33.5 L'Urss e l'Europa orientale: la crisi cecoslovacca
Dopo l'allontanamento di Kruscёv, così com'era accaduto dopo la morte di Stalin, l'Unione Sovietica fu retta da una direzione collegiale formata da ex collaboratori del leader rimosso:
Leonid Breznev, che divenne segretario del Pcus, Aleksej Kossighin, che assunse la guida del governo, e Michail Suslov, che rappresentò la massima autorità in campo ideologico. Anche questa volta fu il segretario del partito a emergere sugli altri dirigenti e ad affermarsi come il leader indiscusso del paese. Il nuovo gruppo dirigente mutò profondamente lo stile della politica krusceviana (meno iniziative clamorose, meno dichiarazioni ottimistiche, minore enfasi sulla destalinizzazione), ma ne lasciò invariata la sostanza. Si accentuò, pur senza mai raggiungere i livelli di brutalità dell'era staliniana, la repressione di ogni forma di dissenso, che colpì soprattutto gli intellettuali. In economia, fu varata una riforma che accordava alle imprese più ampi margini di autonomia, compensati però da un più stretto controllo del potere centrale sui singoli settori produttivi. I risultati non furono brillanti e l'Urss vide in questo periodo accentuarsi il suo distacco rispetto ai paesi occidentali.

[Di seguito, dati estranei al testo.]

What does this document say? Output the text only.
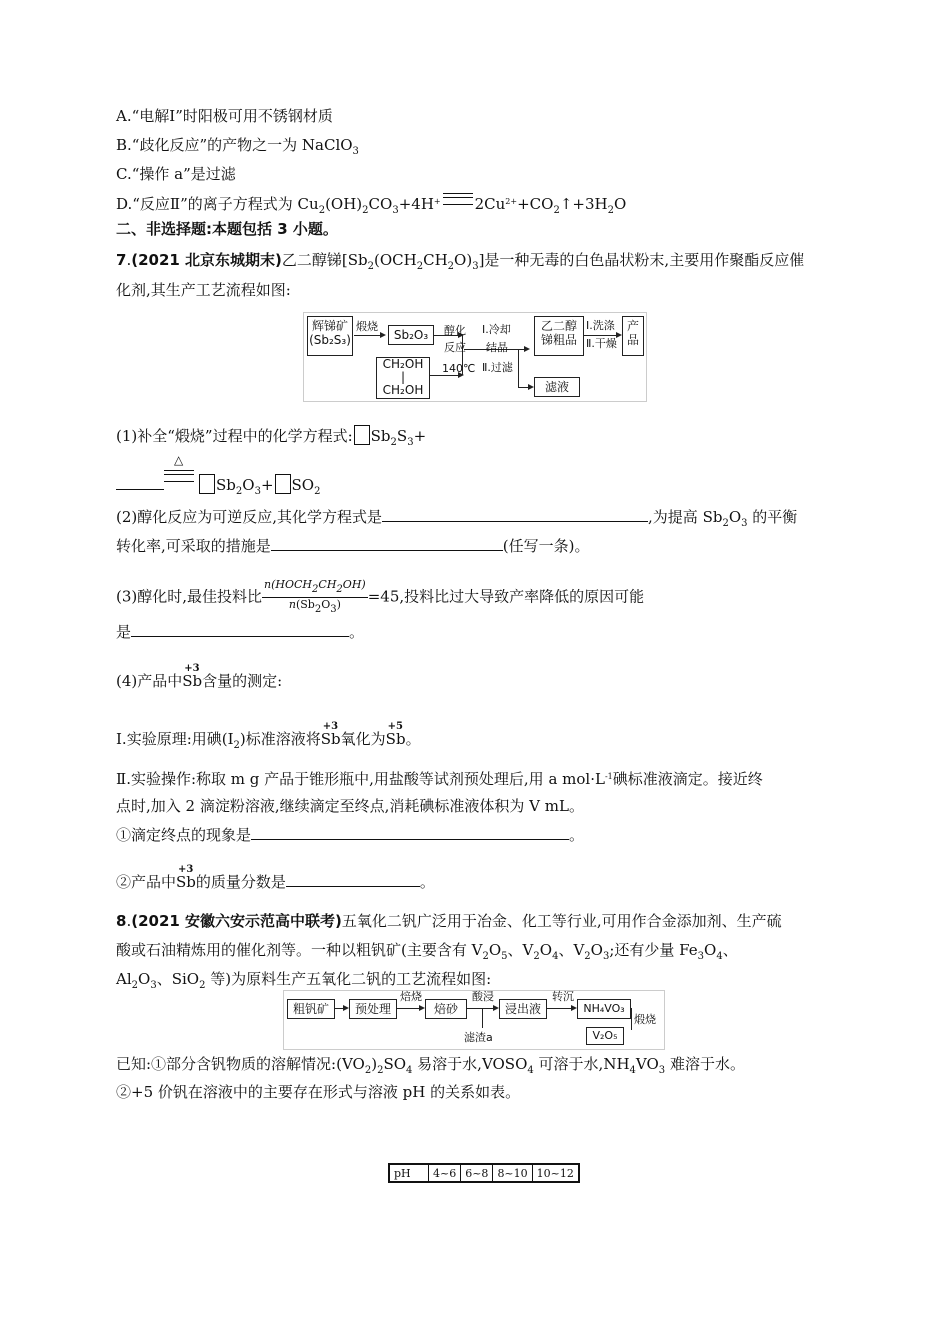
A.“电解Ⅰ”时阳极可用不锈钢材质
B.“歧化反应”的产物之一为 NaClO$_3$
C.“操作 a”是过滤
D.“反应Ⅱ”的离子方程式为 $Cu_2(OH)_2CO_3+4H^+$ $2Cu^{2+}+CO_2↑+3H_2O$
二、非选择题:本题包括 3 小题。
7.(2021 北京东城期末)乙二醇锑$[Sb_2(OCH_2CH_2O)_3]$是一种无毒的白色晶状粉末,主要用作聚酯反应催
化剂,其生产工艺流程如图:
辉锑矿
(Sb₂S₃)
煅烧
Sb₂O₃
CH₂OH
|
CH₂OH
醇化
反应
140℃
Ⅰ.冷却
结晶
Ⅱ.过滤
乙二醇
锑粗品
Ⅰ.洗涤
Ⅱ.干燥
产
品
滤液
(1)补全“煅烧”过程中的化学方程式: $Sb_2S_3+$
△
$Sb_2O_3+ SO_2$
(2)醇化反应为可逆反应,其化学方程式是	,为提高 $Sb_2O_3$ 的平衡
转化率,可采取的措施是	(任写一条)。
(3)醇化时,最佳投料比 $\frac{n(HOCH_2CH_2OH)}{n(Sb_2O_3)} =45$,投料比过大导致产率降低的原因可能
是	。
(4)产品中Sb
+3
含量的测定:
Ⅰ.实验原理:用碘$(I_2)$标准溶液将Sb
+3
氧化为Sb
+5
。
Ⅱ.实验操作:称取 m g 产品于锥形瓶中,用盐酸等试剂预处理后,用 a $mol\cdot L^{-1}$碘标准液滴定。接近终
点时,加入 2 滴淀粉溶液,继续滴定至终点,消耗碘标准液体积为 V mL。
①滴定终点的现象是	。
②产品中Sb
+3
的质量分数是	。
8.(2021 安徽六安示范高中联考)五氧化二钒广泛用于冶金、化工等行业,可用作合金添加剂、生产硫
酸或石油精炼用的催化剂等。一种以粗钒矿(主要含有 $V_2O_5$、$V_2O_4$、$V_2O_3$;还有少量 $Fe_3O_4$、
$Al_2O_3$、SiO$_2$ 等)为原料生产五氧化二钒的工艺流程如图:
粗钒矿	预处理
焙烧
焙砂
酸浸
滤渣a
浸出液
转沉
NH₄VO₃
煅烧
V₂O₅
已知:①部分含钒物质的溶解情况$:(VO_2)_2SO_4$ 易溶于水$,VOSO_4$ 可溶于水$,NH_4VO_3$ 难溶于水。
②+5 价钒在溶液中的主要存在形式与溶液 pH 的关系如表。
pH	4~6	6~8	8~10	10~12
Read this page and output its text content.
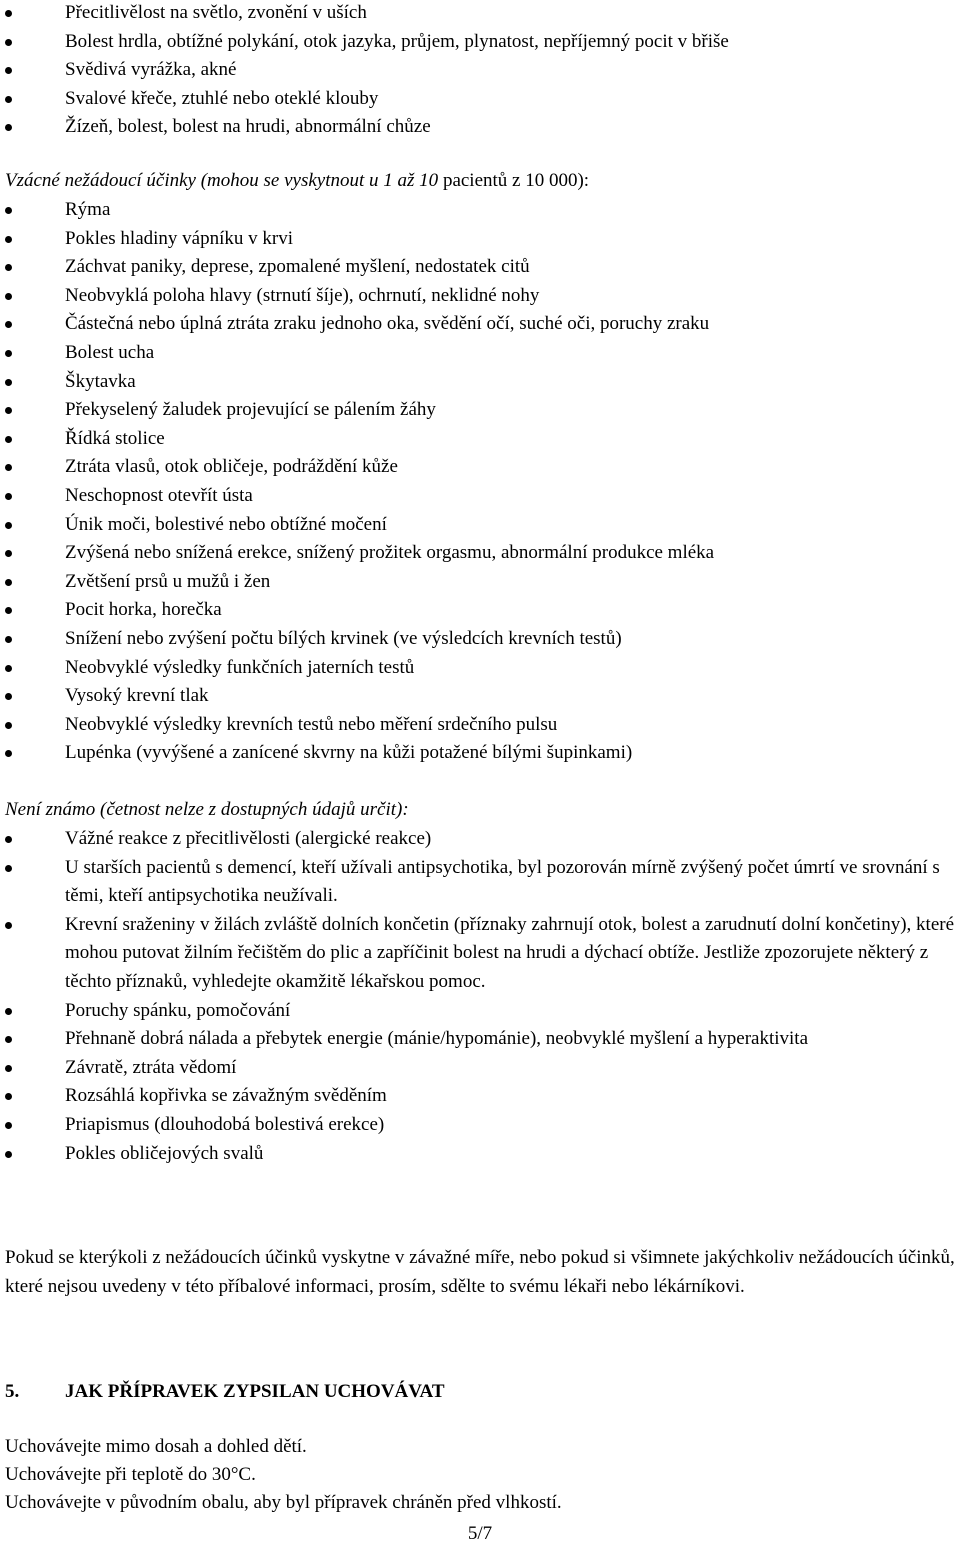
Přecitlivělost na světlo, zvonění v uších
Bolest hrdla, obtížné polykání, otok jazyka, průjem, plynatost, nepříjemný pocit v břiše
Svědivá vyrážka, akné
Svalové křeče, ztuhlé nebo oteklé klouby
Žízeň, bolest, bolest na hrudi, abnormální chůze
Vzácné nežádoucí účinky (mohou se vyskytnout u 1 až 10 pacientů z 10 000):
Rýma
Pokles hladiny vápníku v krvi
Záchvat paniky, deprese, zpomalené myšlení, nedostatek citů
Neobvyklá poloha hlavy (strnutí šíje), ochrnutí, neklidné nohy
Částečná nebo úplná ztráta zraku jednoho oka, svědění očí, suché oči, poruchy zraku
Bolest ucha
Škytavka
Překyselený žaludek projevující se pálením žáhy
Řídká stolice
Ztráta vlasů, otok obličeje, podráždění kůže
Neschopnost otevřít ústa
Únik moči, bolestivé nebo obtížné močení
Zvýšená nebo snížená erekce, snížený prožitek orgasmu, abnormální produkce mléka
Zvětšení prsů u mužů i žen
Pocit horka, horečka
Snížení nebo zvýšení počtu bílých krvinek (ve výsledcích krevních testů)
Neobvyklé výsledky funkčních jaterních testů
Vysoký krevní tlak
Neobvyklé výsledky krevních testů nebo měření srdečního pulsu
Lupénka (vyvýšené a zanícené skvrny na kůži potažené bílými šupinkami)
Není známo (četnost nelze z dostupných údajů určit):
Vážné reakce z přecitlivělosti (alergické reakce)
U starších pacientů s demencí, kteří užívali antipsychotika, byl pozorován mírně zvýšený počet úmrtí ve srovnání s těmi, kteří antipsychotika neužívali.
Krevní sraženiny v žilách zvláště dolních končetin (příznaky zahrnují otok, bolest a zarudnutí dolní končetiny), které mohou putovat žilním řečištěm do plic a zapříčinit bolest na hrudi a dýchací obtíže. Jestliže zpozorujete některý z těchto příznaků, vyhledejte okamžitě lékařskou pomoc.
Poruchy spánku, pomočování
Přehnaně dobrá nálada a přebytek energie (mánie/hypománie), neobvyklé myšlení a hyperaktivita
Závratě, ztráta vědomí
Rozsáhlá kopřivka se závažným svěděním
Priapismus (dlouhodobá bolestivá erekce)
Pokles obličejových svalů
Pokud se kterýkoli z nežádoucích účinků vyskytne v závažné míře, nebo pokud si všimnete jakýchkoliv nežádoucích účinků, které nejsou uvedeny v této příbalové informaci, prosím, sdělte to svému lékaři nebo lékárníkovi.
5. JAK PŘÍPRAVEK ZYPSILAN UCHOVÁVAT
Uchovávejte mimo dosah a dohled dětí.
Uchovávejte při teplotě do 30°C.
Uchovávejte v původním obalu, aby byl přípravek chráněn před vlhkostí.
5/7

In politica estera, non vi fu alcun miglioramento dei rapporti con la Cina. La linea della coesistenza con l'Occidente non fu mai messa in discussione, ma si accompagnò a una più decisa politica di riarmo che assorbì quote crescenti del bilancio, a scapito del tenore di vita dei cittadini. Non si verificarono sostanziali mutamenti nemmeno nei rapporti con i paesi dell'Europa orientale. Solo la Romania, sotto la guida di Nicolae Ceausescu, riuscì a conquistare una certa autonomia, sia sul piano delle scelte economiche sia su quello della politica internazionale. I dirigenti sovietici tollerarono la dissidenza rumena, che peraltro non metteva in discussione le strutture interne del regime. Ma si mostrarono intransigenti nei confronti del più ampio e interessante esperimento di liberalizzazione mai tentato fin allora in un paese del blocco sovietico: quello avviato in Cecoslovacchia all'inizio del '68 e culminato nella cosiddetta primavera di Praga.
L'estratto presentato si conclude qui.